La Cruz, Guanacaste — It had all happened so quickly.

Lesly Antonio Mayorga says that last December on the streets of Jinotega, Nicaragua, a man approached him offering illicit drugs. Moments later, they were surrounded by police, and the supposed drug dealer was also accusing him of robbery. To fund the investigation and pay off the dealer, Mayorga says he had to sell part of his property.

When, months later, Mayorga joined fellow Nicaraguans in demonstrations against President Daniel Ortega, he was soon detained for what he says are false crimes including terrorism and robbing a police inspector.

Mayorga says he fled to Costa Rica because he feared for his own safety and that of his family.

Lesly Antonio Mayorga, a former Sandinista soldier, is now considered a terrorist in Nicaragua. (Alexander Villegas / The Tico Times)

Sitting in a Costa Rican refugee camp just four miles from the Nicaraguan border, the 48-year-old recounted how Nicaraguans like him have learned to either support President Ortega and his totalitarian government or face dire consequences.

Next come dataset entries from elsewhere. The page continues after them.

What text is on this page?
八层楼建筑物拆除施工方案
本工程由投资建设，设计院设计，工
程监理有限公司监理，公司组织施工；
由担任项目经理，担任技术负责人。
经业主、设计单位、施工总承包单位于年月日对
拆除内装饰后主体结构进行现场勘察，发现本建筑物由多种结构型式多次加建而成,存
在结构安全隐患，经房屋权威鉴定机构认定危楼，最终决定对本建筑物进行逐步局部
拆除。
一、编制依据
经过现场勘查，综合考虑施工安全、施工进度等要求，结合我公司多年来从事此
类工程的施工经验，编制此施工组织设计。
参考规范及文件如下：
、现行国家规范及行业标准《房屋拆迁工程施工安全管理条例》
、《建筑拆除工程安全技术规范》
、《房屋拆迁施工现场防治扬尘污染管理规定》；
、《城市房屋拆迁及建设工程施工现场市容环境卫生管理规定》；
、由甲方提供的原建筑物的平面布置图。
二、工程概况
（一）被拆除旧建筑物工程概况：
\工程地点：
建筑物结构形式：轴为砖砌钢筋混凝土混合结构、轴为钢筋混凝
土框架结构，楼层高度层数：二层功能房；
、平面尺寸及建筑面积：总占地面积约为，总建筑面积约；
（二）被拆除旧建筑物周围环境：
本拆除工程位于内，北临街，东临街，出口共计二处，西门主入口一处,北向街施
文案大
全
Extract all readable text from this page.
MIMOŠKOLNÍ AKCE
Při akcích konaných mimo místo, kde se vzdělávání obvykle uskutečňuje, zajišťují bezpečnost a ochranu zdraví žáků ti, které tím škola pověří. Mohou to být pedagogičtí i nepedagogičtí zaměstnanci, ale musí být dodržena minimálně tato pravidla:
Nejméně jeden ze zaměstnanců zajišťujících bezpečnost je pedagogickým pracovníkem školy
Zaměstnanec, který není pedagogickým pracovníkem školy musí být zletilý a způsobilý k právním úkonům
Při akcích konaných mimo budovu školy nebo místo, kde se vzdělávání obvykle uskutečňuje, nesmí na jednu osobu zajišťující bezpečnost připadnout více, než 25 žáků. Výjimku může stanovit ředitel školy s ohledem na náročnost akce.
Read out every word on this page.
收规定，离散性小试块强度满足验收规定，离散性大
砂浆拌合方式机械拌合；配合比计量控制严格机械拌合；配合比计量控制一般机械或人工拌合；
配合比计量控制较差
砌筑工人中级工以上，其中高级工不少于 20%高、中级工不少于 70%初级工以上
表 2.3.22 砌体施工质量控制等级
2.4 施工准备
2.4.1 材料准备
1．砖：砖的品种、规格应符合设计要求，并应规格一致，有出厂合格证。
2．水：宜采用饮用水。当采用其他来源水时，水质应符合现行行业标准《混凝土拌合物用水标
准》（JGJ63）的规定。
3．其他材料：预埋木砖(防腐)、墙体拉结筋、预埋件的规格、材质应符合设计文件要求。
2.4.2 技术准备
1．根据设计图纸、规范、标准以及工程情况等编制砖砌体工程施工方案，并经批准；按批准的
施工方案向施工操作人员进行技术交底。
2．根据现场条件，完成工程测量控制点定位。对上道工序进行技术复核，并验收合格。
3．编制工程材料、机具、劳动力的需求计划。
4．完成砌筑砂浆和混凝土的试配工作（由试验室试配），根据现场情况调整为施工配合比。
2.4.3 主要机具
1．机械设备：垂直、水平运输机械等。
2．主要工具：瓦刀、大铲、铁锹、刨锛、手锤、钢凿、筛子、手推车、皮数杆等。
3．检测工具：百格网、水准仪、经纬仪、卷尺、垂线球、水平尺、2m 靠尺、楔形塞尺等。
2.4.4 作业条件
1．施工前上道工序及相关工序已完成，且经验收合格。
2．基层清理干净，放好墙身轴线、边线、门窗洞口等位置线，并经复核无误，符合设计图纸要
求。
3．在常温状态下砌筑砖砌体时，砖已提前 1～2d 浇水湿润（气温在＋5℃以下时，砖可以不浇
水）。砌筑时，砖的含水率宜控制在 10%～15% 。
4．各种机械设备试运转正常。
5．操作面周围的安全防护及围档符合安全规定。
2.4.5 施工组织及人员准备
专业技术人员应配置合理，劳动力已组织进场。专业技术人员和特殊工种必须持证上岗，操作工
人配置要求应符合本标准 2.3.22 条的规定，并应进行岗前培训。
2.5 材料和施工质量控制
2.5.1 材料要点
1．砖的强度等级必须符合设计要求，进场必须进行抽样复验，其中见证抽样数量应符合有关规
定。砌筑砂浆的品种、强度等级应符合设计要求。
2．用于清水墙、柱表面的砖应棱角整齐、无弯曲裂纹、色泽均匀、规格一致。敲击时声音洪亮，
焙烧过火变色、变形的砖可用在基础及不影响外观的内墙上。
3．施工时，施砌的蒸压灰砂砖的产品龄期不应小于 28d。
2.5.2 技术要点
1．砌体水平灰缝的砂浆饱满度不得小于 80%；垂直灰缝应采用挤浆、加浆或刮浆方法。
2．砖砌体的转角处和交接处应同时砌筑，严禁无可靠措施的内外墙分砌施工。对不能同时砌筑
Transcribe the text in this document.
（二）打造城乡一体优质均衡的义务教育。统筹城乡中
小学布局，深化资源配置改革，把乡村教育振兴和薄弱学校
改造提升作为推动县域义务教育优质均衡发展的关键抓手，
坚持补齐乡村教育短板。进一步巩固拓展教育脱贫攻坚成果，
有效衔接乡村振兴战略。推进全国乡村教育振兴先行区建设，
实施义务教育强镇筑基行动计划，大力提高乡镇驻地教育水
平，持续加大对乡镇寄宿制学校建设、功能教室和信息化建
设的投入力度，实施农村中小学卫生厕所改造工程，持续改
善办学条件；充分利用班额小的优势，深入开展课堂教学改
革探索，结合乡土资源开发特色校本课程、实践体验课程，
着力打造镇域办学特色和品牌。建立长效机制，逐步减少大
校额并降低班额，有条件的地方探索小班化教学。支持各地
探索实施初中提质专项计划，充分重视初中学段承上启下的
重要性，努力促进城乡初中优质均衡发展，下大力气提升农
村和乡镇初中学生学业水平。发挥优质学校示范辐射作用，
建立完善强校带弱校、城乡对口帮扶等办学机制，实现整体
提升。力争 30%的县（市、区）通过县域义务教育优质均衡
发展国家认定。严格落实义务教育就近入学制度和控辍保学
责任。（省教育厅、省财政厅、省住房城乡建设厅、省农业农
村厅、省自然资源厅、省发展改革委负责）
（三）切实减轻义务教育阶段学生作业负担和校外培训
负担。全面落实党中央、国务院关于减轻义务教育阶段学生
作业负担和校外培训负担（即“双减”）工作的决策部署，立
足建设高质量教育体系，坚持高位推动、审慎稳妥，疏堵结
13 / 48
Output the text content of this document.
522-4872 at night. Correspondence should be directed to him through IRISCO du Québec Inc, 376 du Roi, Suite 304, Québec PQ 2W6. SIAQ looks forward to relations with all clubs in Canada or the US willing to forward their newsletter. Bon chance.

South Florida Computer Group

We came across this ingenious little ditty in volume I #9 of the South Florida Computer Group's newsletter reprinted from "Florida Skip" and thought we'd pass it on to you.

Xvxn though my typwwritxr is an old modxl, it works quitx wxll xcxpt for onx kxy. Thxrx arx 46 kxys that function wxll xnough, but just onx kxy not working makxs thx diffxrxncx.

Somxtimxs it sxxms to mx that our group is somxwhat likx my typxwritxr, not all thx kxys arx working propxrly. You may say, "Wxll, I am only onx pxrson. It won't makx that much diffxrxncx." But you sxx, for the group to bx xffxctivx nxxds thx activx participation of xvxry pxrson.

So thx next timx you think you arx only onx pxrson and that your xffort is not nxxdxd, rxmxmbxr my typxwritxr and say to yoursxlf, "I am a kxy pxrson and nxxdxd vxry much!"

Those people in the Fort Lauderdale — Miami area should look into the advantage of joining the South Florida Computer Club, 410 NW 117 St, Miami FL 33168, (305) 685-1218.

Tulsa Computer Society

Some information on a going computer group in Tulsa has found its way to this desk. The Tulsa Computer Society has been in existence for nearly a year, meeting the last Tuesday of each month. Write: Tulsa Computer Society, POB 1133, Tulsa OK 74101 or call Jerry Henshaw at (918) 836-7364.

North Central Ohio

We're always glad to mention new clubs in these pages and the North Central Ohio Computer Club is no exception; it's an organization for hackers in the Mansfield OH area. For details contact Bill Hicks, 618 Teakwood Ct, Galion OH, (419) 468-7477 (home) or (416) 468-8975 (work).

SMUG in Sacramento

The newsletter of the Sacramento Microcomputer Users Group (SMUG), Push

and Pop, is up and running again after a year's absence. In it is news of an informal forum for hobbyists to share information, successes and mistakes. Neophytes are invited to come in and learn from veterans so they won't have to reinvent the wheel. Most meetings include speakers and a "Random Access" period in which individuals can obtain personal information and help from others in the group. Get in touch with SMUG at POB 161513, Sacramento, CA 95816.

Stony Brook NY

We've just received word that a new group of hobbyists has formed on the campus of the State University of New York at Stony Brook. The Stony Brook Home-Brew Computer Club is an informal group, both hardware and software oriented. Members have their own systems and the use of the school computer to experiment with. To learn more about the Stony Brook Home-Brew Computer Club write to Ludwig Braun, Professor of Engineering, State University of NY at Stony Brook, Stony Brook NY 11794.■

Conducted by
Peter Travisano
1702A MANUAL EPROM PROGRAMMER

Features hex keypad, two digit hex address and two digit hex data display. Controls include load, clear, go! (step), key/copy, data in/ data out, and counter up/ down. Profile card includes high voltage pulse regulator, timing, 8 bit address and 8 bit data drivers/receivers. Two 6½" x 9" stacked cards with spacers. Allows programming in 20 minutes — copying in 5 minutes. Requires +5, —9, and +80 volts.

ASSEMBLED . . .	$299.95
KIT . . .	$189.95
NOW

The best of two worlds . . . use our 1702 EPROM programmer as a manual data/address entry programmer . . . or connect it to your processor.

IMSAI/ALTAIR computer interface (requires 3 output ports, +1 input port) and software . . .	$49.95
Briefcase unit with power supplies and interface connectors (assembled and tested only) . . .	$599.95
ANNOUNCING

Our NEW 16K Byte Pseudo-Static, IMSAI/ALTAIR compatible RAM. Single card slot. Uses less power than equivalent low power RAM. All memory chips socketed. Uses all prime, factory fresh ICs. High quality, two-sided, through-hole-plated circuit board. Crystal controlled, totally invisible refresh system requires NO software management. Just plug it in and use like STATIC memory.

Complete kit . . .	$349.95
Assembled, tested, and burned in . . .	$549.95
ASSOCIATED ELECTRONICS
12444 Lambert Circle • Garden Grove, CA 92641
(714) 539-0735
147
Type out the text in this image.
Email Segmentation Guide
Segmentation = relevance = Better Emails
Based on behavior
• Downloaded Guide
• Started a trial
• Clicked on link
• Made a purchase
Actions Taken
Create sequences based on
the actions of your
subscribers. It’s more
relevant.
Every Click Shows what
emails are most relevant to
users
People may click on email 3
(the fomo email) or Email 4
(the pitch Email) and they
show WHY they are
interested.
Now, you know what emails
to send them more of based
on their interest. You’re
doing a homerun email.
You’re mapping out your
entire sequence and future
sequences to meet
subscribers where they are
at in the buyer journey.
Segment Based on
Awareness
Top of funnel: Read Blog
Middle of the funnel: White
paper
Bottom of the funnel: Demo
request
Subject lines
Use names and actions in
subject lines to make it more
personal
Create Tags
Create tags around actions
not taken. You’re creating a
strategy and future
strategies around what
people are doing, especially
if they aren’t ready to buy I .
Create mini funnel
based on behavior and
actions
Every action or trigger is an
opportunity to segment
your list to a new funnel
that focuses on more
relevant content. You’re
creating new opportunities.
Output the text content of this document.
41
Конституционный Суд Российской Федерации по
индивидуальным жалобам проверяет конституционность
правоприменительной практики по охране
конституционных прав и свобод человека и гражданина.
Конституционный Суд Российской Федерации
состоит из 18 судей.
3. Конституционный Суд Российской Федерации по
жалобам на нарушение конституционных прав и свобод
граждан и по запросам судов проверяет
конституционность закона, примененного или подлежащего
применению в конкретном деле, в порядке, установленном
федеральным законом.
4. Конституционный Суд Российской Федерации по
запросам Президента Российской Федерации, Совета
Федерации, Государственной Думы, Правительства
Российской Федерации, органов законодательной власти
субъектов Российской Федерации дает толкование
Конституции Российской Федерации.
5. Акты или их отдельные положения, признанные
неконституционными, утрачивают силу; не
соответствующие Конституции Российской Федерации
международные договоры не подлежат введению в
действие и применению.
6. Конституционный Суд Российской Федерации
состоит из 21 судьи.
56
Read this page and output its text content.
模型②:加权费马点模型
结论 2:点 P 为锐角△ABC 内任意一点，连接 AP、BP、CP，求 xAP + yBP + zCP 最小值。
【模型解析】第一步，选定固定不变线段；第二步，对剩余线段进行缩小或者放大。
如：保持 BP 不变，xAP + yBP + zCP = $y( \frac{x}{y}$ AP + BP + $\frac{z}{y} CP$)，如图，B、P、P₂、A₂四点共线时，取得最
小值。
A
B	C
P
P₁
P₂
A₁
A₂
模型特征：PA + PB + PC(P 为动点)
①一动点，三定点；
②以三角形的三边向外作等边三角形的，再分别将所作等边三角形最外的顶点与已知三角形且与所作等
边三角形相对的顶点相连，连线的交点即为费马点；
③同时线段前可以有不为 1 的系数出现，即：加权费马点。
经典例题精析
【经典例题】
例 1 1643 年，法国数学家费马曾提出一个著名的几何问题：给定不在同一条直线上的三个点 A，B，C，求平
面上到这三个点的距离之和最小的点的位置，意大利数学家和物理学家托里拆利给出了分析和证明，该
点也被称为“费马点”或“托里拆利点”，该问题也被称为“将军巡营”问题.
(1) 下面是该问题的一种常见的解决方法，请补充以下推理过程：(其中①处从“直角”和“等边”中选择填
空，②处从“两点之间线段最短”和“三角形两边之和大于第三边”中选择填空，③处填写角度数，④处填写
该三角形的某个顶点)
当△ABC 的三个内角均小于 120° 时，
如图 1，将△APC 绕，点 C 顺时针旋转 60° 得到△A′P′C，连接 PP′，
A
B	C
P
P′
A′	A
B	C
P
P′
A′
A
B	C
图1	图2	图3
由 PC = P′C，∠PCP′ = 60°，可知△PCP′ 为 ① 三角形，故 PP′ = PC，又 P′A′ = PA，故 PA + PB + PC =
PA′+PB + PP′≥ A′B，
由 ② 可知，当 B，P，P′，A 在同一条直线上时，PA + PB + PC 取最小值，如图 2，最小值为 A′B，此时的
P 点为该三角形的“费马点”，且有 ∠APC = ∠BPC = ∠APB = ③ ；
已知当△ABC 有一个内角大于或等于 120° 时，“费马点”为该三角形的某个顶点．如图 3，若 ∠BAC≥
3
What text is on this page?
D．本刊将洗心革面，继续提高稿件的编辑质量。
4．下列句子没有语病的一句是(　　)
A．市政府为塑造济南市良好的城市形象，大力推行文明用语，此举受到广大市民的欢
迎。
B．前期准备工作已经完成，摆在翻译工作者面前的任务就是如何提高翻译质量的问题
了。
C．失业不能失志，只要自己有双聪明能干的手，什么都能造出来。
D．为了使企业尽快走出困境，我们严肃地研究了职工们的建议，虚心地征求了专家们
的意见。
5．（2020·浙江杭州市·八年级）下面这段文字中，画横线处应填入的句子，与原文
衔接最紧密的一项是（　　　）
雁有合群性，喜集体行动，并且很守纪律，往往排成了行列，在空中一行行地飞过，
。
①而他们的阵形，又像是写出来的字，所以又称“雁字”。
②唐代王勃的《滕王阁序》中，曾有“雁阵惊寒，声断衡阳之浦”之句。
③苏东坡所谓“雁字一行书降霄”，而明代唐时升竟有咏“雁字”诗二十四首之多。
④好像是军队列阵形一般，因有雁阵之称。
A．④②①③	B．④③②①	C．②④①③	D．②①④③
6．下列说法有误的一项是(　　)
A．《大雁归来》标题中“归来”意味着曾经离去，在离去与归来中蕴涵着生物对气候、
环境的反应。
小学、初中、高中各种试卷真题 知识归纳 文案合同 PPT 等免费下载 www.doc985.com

Mayorga says that since he began opposing the government, his apartment has been burned to the ground, he has been targeted by police, and he has been forced to sell his possessions to maintain his freedom.

(Alexander Villegas / The Tico Times)

It is because he has no other reasonable alternative that Mayorga left Nicaragua, and he is not alone. According to the United Nations Refugee Agency (UNHCR), nearly 23,000 people fleeing turmoil have sought asylum in Costa Rica. UNHCR calls on nations to respect “the obligation not to turn back at the border or expel from the territory any person claiming a risk of serious harm.”

It is not difficult for Nicaraguans to cross into Costa Rica. In many places, the border is denoted by a short barbed-wire fence; in others, by nothing at all.

Migrants crossing the wall that separates Costa Rica and Nicaragua. (Alexander Villegas / The Tico Times)

According to UNHCR, approximately 100,000 Nicaraguan families lived in Costa Rica prior to this year’s crisis, so many refugees have moved in with friends or family. Those without a safety net but with the resources to do so travel to San José to file applications for asylum.

But those with nothing stay here, in shelters constructed by the Costa Rican government, where their lives have been put on pause and they beg the international community to support their fight.